Now let’s get the connector installed on our endpoint device and our users connected.

Just a quick reminder that the portal address is “youropenvpncloudId.openvpn.com”

1) Log into your OpenVPN web portal and add your end users. Note that the email address here must be valid for this to work. Since this is intended for lab use just enter your own for testing.

2) Build a VM with Windows 10 installed. The virtual network adapter must be connected to the Internal switch to join the domain and verify you can ping the domain and maybe access a file share or something.

3) Now change the virtual network adapter so it’s bound to the External switch instead to simulate offsite access. Verify that you cannot ping the domain.
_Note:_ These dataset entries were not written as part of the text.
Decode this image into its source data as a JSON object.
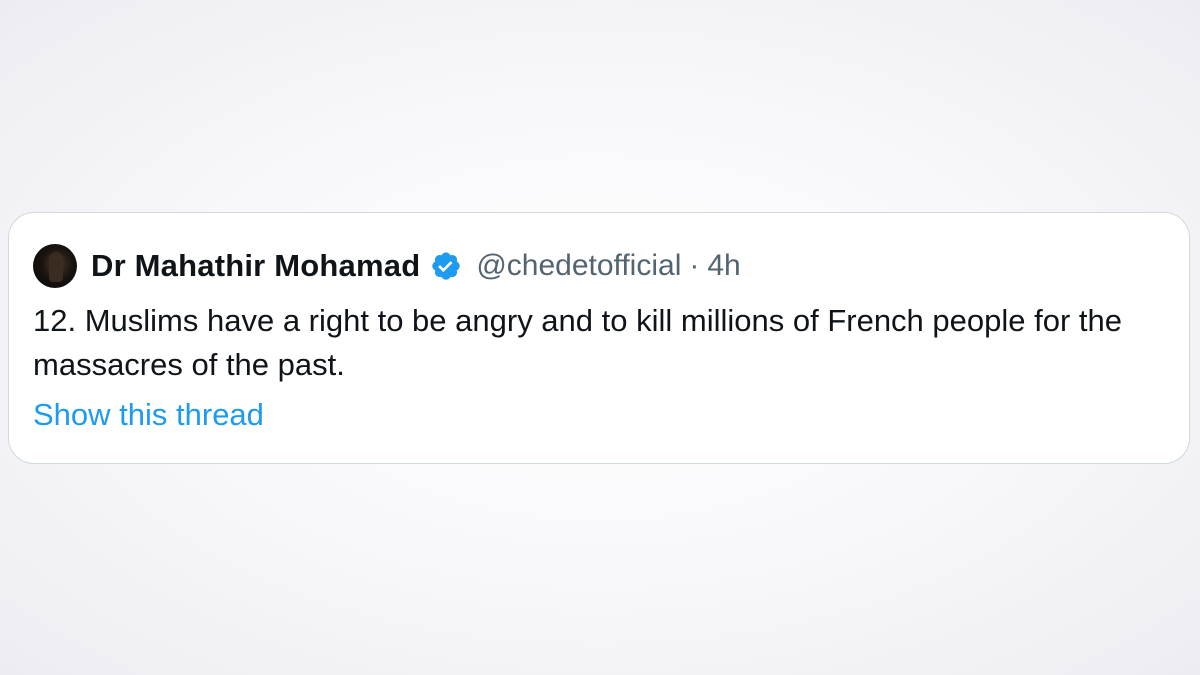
{
  "tweet": {
    "author_name": "Dr Mahathir Mohamad",
    "handle": "@chedetofficial",
    "separator": "·",
    "time": "4h",
    "verified": true,
    "text": "12. Muslims have a right to be angry and to kill millions of French people for the massacres of the past.",
    "show_thread_label": "Show this thread"
  },
  "colors": {
    "text_primary": "#0f1419",
    "text_secondary": "#536471",
    "link": "#1d9bf0",
    "verified": "#1d9bf0",
    "border": "#cfd9de"
  },
  "icons": {
    "avatar": "profile-photo",
    "verified": "verified-badge-icon"
  }
}
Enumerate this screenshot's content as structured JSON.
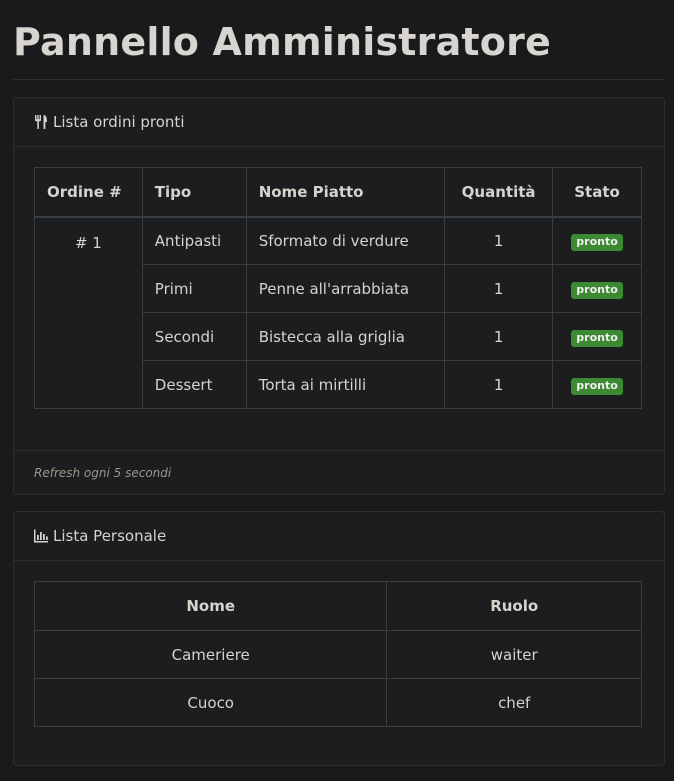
{
  "page": {
    "title": "Pannello Amministratore"
  },
  "orders_card": {
    "icon": "utensils-icon",
    "title": "Lista ordini pronti",
    "columns": [
      "Ordine #",
      "Tipo",
      "Nome Piatto",
      "Quantità",
      "Stato"
    ],
    "order_number": "# 1",
    "rows": [
      {
        "tipo": "Antipasti",
        "piatto": "Sformato di verdure",
        "quantita": "1",
        "stato": "pronto"
      },
      {
        "tipo": "Primi",
        "piatto": "Penne all'arrabbiata",
        "quantita": "1",
        "stato": "pronto"
      },
      {
        "tipo": "Secondi",
        "piatto": "Bistecca alla griglia",
        "quantita": "1",
        "stato": "pronto"
      },
      {
        "tipo": "Dessert",
        "piatto": "Torta ai mirtilli",
        "quantita": "1",
        "stato": "pronto"
      }
    ],
    "footer": "Refresh ogni 5 secondi"
  },
  "staff_card": {
    "icon": "bar-chart-icon",
    "title": "Lista Personale",
    "columns": [
      "Nome",
      "Ruolo"
    ],
    "rows": [
      {
        "nome": "Cameriere",
        "ruolo": "waiter"
      },
      {
        "nome": "Cuoco",
        "ruolo": "chef"
      }
    ]
  },
  "colors": {
    "background": "#181a1b",
    "badge_green": "#3d8a33",
    "text": "#d6d3cd"
  }
}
4) On this VM log into the email address you provided for the user which has instructions on how to install the connector app. It’s just a standard MSI so go ahead and install it.

5) Open the connector app and enter your OpenVPN Cloud portal URL.

Sign in with the user account ID you created earlier.

Choose your Region and click Connect. It should only take a few seconds to establish the VPN connection.

Verify that you can ping your domain and access file shares.

You can, of course, install the endpoint connector on a physical domain-joined laptop and connect to your Wi-Fi (assuming your lab is on a Internal/Private network) to test this.

In the next post I will go through instructions on how to enable Azure SSO so you don’t have to manually create the user accounts in the portal and better simulate a production environment.

Split Tunnel VPN with OpenVPN Cloud

I wanted to set up VPN split tunnelling for my home lab to simulate my workplace (which uses a commercial VPN solution ) to build a proof of concept of Windows AutoPilot with on-premise domain access from Azure AD joined devices.

I came across OpenVPN Cloud which provides you with 3 connections for free/personal use.

A couple of notes on my setup:

My host server has one Internal switch and one External switch. I installed RRAS on a Windows server VM in my lab running Windows Server 2016 with two virtual network adapters, one connected to the Internal switch and the other on the External switch. Both have DHCP enabled. Now for the instructions:

1) Install RRAS on a Windows server box (mine is on Windows Server 2016) with two virtual network adapters as mentioned above.

2) Enable routing on the server and follow the rest of these instructions on this RRAS server

3) Sign up for a free personal account and create your OpenVPN ID.

3) Once logged in, click on Networks on the left and and select “Remote Access” and follow the rest of the wizard.

Give your network a name.

Give the connector a name and select your region. This is the RRAS server on which you will have a OpenVPN connector (agent) running.

Add your lab subnet under Private Subnets.

4) Next select where to deploy the connector. I chose Windows, downloaded the connector and installed it on my RRAS server mentioned above.

5) Open the OpenVPN Connector on the RRAS server, sign in with the user account/email address you signed up with and you should see a connection established.

Back on the OpenVPN web portal click Next and wait for the connection to be shown as established on that end too.

6) Next add your internal DNS to the web portal.

7) Click on Users and add a second user. This is the user who will be signing into VPN from an endpoint device over WAN/off-site. You can, of course, create more users here if you wish.

This completes the setup of the OpenVPN Cloud on the server side. I will soon write a follow up post on how to get endpoint devices connected via VPN.

Note that the connector which you installed on the RRAS server and the connection that it established with OpenVPN Cloud is counted as 1 of the 3 free connections you get with the free account. So you actually have only two connections for your endpoint devices. However, for quick POCs and lab use this is more than enough.